Bobcats are steadily recolonizing the southern third of Iowa after being extirpated from the state for decades, according to new research.


“It highlights that bobcats are highly adaptable,” said Dawn Reding, an associate professor of biology at Luther College and the co-author of a study published recently in the Journal of Wildlife Management.
Bobcats were extirpated from the state by the 1970s due to historical overharvesting and habitat loss to agriculture, persecution and lax regulations, Reding said. But people began to report sightings of the felines in the late 1990s and early 2000s, and the evidence of their recolonization slowly started to mount.
Reding and her co-authors have been working on understanding how well the species is recolonizing in the state. They had a huge number of animals to work with partly thanks to trappers in the area. When trappers caught bobcats, they were required to report them to conservation officers and biologists because it was illegal to harvest the species in the state at the time of the study. Reding said that researchers jumped on these opportunities and equipped the trapped animals with radio collars before they were released.
For this study, the researchers looked at how far juveniles were dispersing after they left their natal range during their first two years to find new territory.
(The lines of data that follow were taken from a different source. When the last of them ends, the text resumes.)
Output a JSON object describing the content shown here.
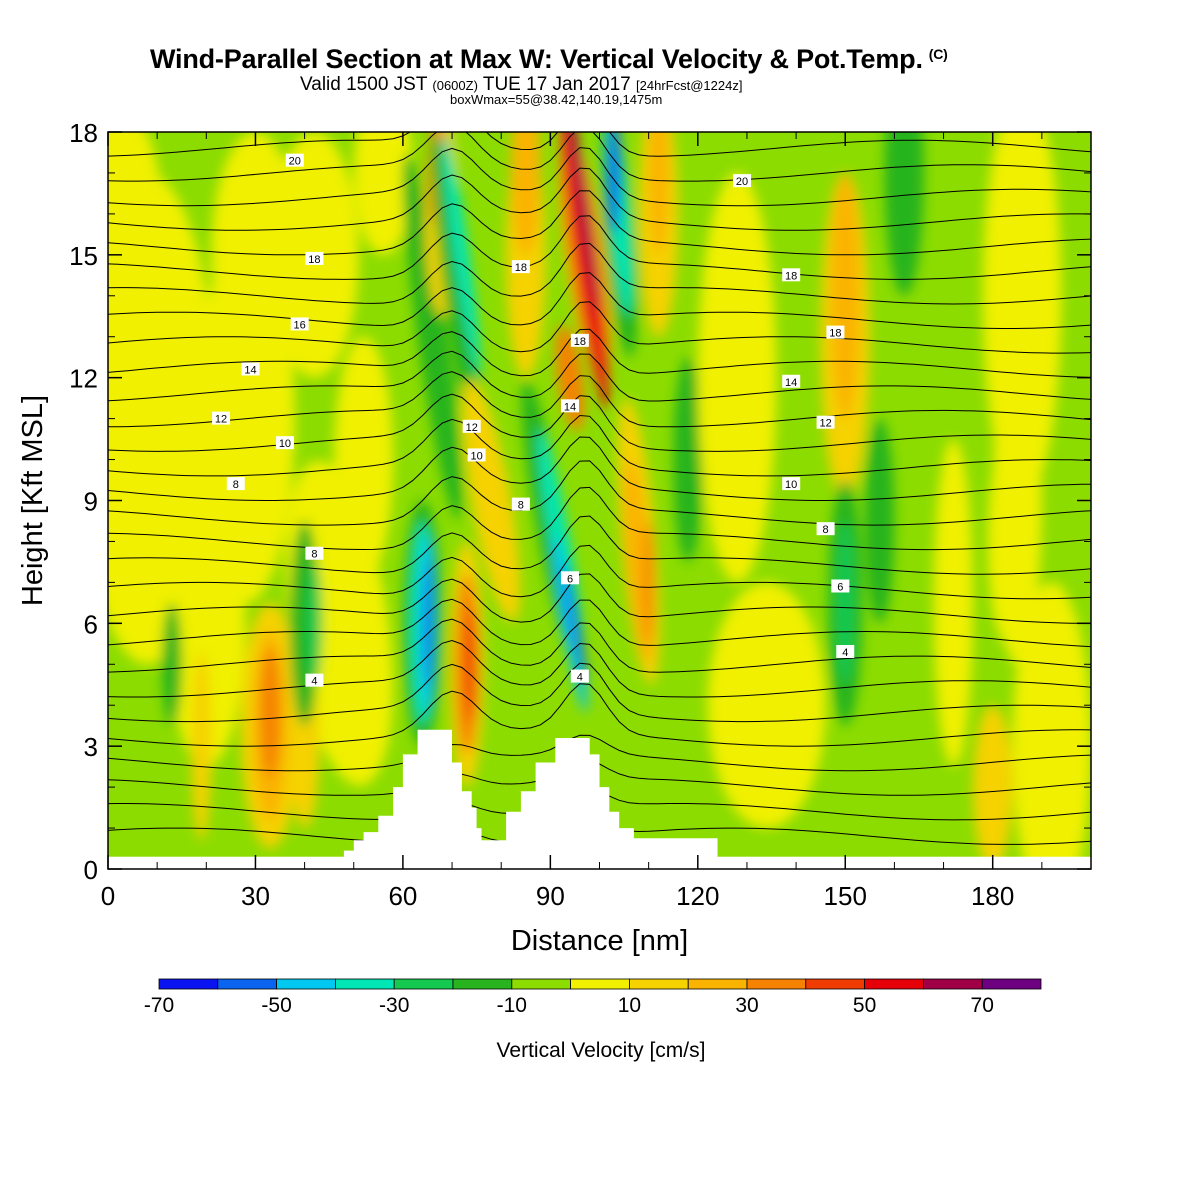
{
  "title": {
    "main": "Wind-Parallel Section at Max W: Vertical Velocity & Pot.Temp.",
    "copyright": "(C)",
    "valid_prefix": "Valid 1500 JST",
    "valid_zulu": "(0600Z)",
    "valid_date": "TUE 17 Jan 2017",
    "forecast": "[24hrFcst@1224z]",
    "boxwmax": "boxWmax=55@38.42,140.19,1475m"
  },
  "chart_data": {
    "type": "heatmap",
    "xlabel": "Distance [nm]",
    "ylabel": "Height [Kft MSL]",
    "xlim": [
      0,
      200
    ],
    "ylim": [
      0,
      18
    ],
    "xticks": [
      0,
      30,
      60,
      90,
      120,
      150,
      180
    ],
    "yticks": [
      0,
      3,
      6,
      9,
      12,
      15,
      18
    ],
    "colorbar": {
      "title": "Vertical Velocity [cm/s]",
      "levels": [
        -70,
        -60,
        -50,
        -40,
        -30,
        -20,
        -10,
        0,
        10,
        20,
        30,
        40,
        50,
        60,
        70,
        80
      ],
      "tick_labels": [
        "-70",
        "-50",
        "-30",
        "-10",
        "10",
        "30",
        "50",
        "70"
      ],
      "tick_values": [
        -70,
        -50,
        -30,
        -10,
        10,
        30,
        50,
        70
      ],
      "colors": [
        "#0a14f0",
        "#0a64f0",
        "#00c8f0",
        "#00e6b4",
        "#14c850",
        "#28b41e",
        "#8cdc00",
        "#f0f000",
        "#f5d200",
        "#fab400",
        "#f58200",
        "#f03c00",
        "#e6000a",
        "#a00046",
        "#6e0082"
      ]
    },
    "contour_labels": [
      {
        "text": "20",
        "x": 38,
        "y": 17.3
      },
      {
        "text": "20",
        "x": 129,
        "y": 16.8
      },
      {
        "text": "18",
        "x": 42,
        "y": 14.9
      },
      {
        "text": "18",
        "x": 84,
        "y": 14.7
      },
      {
        "text": "18",
        "x": 139,
        "y": 14.5
      },
      {
        "text": "18",
        "x": 96,
        "y": 12.9
      },
      {
        "text": "18",
        "x": 148,
        "y": 13.1
      },
      {
        "text": "16",
        "x": 39,
        "y": 13.3
      },
      {
        "text": "14",
        "x": 29,
        "y": 12.2
      },
      {
        "text": "14",
        "x": 94,
        "y": 11.3
      },
      {
        "text": "14",
        "x": 139,
        "y": 11.9
      },
      {
        "text": "12",
        "x": 23,
        "y": 11.0
      },
      {
        "text": "12",
        "x": 74,
        "y": 10.8
      },
      {
        "text": "12",
        "x": 146,
        "y": 10.9
      },
      {
        "text": "10",
        "x": 36,
        "y": 10.4
      },
      {
        "text": "10",
        "x": 75,
        "y": 10.1
      },
      {
        "text": "10",
        "x": 139,
        "y": 9.4
      },
      {
        "text": "8",
        "x": 26,
        "y": 9.4
      },
      {
        "text": "8",
        "x": 84,
        "y": 8.9
      },
      {
        "text": "8",
        "x": 146,
        "y": 8.3
      },
      {
        "text": "8",
        "x": 42,
        "y": 7.7
      },
      {
        "text": "6",
        "x": 94,
        "y": 7.1
      },
      {
        "text": "6",
        "x": 149,
        "y": 6.9
      },
      {
        "text": "4",
        "x": 42,
        "y": 4.6
      },
      {
        "text": "4",
        "x": 96,
        "y": 4.7
      },
      {
        "text": "4",
        "x": 150,
        "y": 5.3
      }
    ]
  }
}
Study authors said that better cooperation between states would help regional bobcat management.
 ©Iowa State University







The researchers looked at dispersal data gathered from 61 bobcats equipped with radio collars in the first two years of their lives between 2003 and 2009 in southcentral Iowa, where the heaviest populations of the predators are found.
They found that 65% of the males in the study dispersed from their natal range, while 26% of the females left. The females tended not to go too far while the males made longer trips to find a new home territory. One male ended up over 125 miles away.
Reding said it surprised her that the bobcats did so well in the area. “We’re in a pretty agriculturally fragmented landscapes. There’s not as much forest and grassland as would be ideal for bobcats,” she said.
At least in the southern and central parts of the state, the cats could maneuver through this. But to the north, where there’s more agriculture, it isn’t quite so hospitable for the felines. Reding said that most of the dispersals that happened from cats in southcentral Iowa went east, west or south. Only one male went northward, but then ended up turning around and heading all the way to Missouri.
“We saw bobcats can move some pretty long distances, and they obviously don’t obey state boundaries,” Reding said.
This highlights one of the challenges for bobcat management in general, she said. Many states surrounding Iowa have different rules on harvesting. High harvests in neighboring states can affect dispersal distance and might slow their recolonization in Iowa.
As a result, Reding said, states should work together more to take a regional view on bobcat conservation and management.